Park Sang-Geon, Mori Tatsuo
Division of Smart Electrical and Electronic Engineering, Silla University 46958, Korea.
Department of Electrical Engineering and Computer Science, Nagoya University, 464-8601, Japan.
J Nanosci Nanotechnol. 2018 Sep 1;18(9):6010-6013. doi: 10.1166/jnn.2018.15575.

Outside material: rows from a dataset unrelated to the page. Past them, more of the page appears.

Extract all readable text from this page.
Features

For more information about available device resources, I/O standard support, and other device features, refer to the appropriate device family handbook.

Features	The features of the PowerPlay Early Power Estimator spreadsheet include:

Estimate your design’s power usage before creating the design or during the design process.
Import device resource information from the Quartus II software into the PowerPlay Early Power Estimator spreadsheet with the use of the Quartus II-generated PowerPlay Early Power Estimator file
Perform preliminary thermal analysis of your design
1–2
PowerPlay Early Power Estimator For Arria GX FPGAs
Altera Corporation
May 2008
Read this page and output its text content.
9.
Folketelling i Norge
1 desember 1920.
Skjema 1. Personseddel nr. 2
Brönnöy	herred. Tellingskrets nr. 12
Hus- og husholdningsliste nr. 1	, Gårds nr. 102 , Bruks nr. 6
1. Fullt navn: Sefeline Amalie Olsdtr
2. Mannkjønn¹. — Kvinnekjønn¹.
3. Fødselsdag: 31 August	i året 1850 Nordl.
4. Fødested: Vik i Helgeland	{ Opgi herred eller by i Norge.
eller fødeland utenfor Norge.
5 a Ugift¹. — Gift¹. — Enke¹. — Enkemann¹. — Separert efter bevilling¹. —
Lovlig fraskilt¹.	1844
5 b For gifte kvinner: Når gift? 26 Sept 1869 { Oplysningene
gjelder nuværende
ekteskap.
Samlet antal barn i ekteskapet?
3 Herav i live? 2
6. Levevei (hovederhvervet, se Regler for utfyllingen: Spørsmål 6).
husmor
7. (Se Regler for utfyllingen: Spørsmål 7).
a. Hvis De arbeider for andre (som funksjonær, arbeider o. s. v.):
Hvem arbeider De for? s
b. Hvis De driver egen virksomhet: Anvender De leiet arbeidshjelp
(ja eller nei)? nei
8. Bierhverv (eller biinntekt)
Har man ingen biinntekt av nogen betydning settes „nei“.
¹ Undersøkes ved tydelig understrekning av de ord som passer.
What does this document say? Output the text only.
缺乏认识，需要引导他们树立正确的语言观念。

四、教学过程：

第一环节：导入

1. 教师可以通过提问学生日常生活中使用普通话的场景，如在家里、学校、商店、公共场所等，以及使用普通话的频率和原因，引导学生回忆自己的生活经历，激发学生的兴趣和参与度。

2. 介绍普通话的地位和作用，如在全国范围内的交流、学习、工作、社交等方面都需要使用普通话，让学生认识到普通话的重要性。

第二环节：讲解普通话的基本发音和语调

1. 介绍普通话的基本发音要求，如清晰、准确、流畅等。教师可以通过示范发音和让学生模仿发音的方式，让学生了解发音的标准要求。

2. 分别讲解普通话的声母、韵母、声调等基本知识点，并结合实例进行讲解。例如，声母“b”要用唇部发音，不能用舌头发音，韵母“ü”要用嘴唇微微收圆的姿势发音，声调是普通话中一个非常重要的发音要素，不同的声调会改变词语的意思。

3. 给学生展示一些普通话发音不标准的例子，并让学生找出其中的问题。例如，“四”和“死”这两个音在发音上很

In this study, we investigated the photoelectric effect and optimization of an organic light-emitting diode (OLED) depending on the presence or absence of a fluorinated self-assembled monolayer (FLSAM) and by varying the thickness of N,N'-Di (1-naphthyl)-N,N'-diphenyl-(1,1'-biphenyl)-4,4'-diamine (α-NPD) from 0 nm to 50 nm. The large distinction in electronegativity between the carbon and the fluorine replacing hydrogen in the alkyl chain of FLSAM generates a strong dipole moment to elevate the vacuum level, resulting in a change of the work function. This eliminates the injection barrier between the work function of the ITO modified by FLSAM and the highest occupied molecular orbital (HOMO) level of the hole-transport layer, thus leading to excellent driving voltage characteristics. Devices without FLSAM had a driving voltage more than twice that of devices using with FLSAM. The introduction of α-NPD as the hole-transport layer enhanced the electrical conductivity by facilitating the transport of holes. However, due to the inherent insulating film properties of α-NPD, the increase in its thickness resulted in a decrease in current density.
在本研究中,我们研究了基于含氟自组装单分子层(FLSAM)的有无以及通过将N,N'-二(1-萘基)-N,N'-二苯基-(1,1'-联苯)-4,4'-二胺(α-NPD)的厚度从0纳米变化到50纳米时有机发光二极管(OLED)的光电效应及优化情况。FLSAM烷基链中取代氢的碳和氟之间的电负性存在很大差异,产生了很强的偶极矩以提高真空能级,从而导致功函数发生变化。这消除了经FLSAM修饰的氧化铟锡(ITO)的功函数与空穴传输层的最高占据分子轨道(HOMO)能级之间的注入势垒,进而带来优异的驱动电压特性。没有FLSAM的器件的驱动电压是使用FLSAM的器件的两倍多。引入α-NPD作为空穴传输层通过促进空穴传输增强了导电性。然而,由于α-NPD固有的绝缘膜特性,其厚度增加导致电流密度降低。